The Sherpa is not getting any younger, I'll never see Langston Hughes read in Harlem nor the Grateful Dead play the EastTown, my hope for tickets to a reunion tour by The Ramones has waned. Every day the news brings word another of these great buildings has had demolition permits issued.


The state of the motor city is not lost on us, the depression there is a harbinger of the troubles to plague us all if we allow capitalism and cronyism to run rampant. As America has shown wont to do.


The majority of folks left in Detroit are too poor of resources to move, and sentenced to the fate of the city. Small pockets of vibrant, metropolitan life populate an apocalyptic landscape of razed and overgrown lots, derelict ruins of yesteryear's industry, the sad, gaudy lights and colors of Payday Loan brokers like beacons in seas of broken and falling homes.

 The place is an explorers paradise though, visions of the history and lives that passed through the city, when crowned the nation as a shinier jewel, dance everywhere one goes in the motor city. Derelict and weathered buildings and lands narrate historic times higher on the hog that is the American economy.
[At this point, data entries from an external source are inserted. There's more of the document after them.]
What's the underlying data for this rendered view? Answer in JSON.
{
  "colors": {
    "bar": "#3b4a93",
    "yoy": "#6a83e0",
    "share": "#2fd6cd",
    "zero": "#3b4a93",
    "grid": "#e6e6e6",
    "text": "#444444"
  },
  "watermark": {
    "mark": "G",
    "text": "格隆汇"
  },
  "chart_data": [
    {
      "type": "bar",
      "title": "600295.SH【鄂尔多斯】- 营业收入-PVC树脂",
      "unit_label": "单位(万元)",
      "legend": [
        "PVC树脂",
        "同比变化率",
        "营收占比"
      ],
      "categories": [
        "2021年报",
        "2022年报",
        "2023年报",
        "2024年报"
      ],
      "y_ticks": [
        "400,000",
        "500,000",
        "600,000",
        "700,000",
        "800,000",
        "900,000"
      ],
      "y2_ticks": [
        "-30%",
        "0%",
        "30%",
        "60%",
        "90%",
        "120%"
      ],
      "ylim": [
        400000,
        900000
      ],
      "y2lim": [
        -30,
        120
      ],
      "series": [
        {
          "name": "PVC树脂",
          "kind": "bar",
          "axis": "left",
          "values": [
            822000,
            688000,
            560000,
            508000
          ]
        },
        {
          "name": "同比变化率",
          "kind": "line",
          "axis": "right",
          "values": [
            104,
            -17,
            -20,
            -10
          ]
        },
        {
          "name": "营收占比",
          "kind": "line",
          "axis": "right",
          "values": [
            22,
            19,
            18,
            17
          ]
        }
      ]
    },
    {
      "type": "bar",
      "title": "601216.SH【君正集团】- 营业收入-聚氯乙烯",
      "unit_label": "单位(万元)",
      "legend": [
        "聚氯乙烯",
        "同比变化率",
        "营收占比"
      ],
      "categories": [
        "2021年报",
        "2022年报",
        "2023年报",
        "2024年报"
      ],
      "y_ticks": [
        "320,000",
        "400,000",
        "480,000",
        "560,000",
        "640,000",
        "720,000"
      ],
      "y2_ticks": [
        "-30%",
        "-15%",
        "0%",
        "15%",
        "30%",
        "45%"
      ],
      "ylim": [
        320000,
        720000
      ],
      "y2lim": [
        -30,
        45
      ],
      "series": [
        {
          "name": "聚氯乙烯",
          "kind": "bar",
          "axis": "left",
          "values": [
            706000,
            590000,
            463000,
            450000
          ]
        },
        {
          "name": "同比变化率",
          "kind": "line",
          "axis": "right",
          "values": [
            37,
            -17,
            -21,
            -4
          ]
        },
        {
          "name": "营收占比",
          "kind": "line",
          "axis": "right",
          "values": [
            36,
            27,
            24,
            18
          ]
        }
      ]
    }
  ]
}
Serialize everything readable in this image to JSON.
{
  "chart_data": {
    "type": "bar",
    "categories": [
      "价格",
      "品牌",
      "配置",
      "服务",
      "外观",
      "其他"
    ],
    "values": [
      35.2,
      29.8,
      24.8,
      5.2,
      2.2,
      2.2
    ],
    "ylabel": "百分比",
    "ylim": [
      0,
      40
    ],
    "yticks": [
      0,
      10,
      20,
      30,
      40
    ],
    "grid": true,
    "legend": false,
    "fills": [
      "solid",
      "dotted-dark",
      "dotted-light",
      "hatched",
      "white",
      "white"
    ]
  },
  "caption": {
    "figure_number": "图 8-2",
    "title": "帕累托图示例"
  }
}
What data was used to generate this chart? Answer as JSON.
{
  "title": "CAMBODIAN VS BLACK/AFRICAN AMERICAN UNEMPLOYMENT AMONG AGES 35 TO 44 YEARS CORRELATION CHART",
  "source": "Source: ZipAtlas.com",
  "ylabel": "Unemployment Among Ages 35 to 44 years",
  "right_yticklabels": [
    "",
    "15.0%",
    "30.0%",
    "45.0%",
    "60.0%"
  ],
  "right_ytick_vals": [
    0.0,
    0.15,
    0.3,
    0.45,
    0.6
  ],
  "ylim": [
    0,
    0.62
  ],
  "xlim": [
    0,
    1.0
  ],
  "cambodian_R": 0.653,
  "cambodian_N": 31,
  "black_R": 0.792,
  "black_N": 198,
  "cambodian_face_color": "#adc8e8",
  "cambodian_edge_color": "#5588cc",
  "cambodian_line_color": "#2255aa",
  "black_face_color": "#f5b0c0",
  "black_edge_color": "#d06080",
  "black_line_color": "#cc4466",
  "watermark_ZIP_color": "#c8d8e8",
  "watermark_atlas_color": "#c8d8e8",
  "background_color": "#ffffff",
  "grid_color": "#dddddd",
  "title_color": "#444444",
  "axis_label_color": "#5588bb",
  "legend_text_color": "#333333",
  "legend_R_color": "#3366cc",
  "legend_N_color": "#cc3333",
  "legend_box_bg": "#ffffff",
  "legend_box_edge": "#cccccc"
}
Landmarks, icons, monuments to man's love of his creator. These churches sit silently now, deterioration hurried by water and scrappers and vandals.

 Architectural wonders.


 Engineering curiosities.


Internet precursors.


 All wasting assunder.

 Along with their facilities.




 And parsonages.




 And ephemera.

 

 

















  Amazing and ornate details.
 


































Instruments and stained glass creations await desecration.


































Or redemption.























































































































All standing in defiance of abandonment and weather, glorious ruins from substantive times and materials welcome the explorer.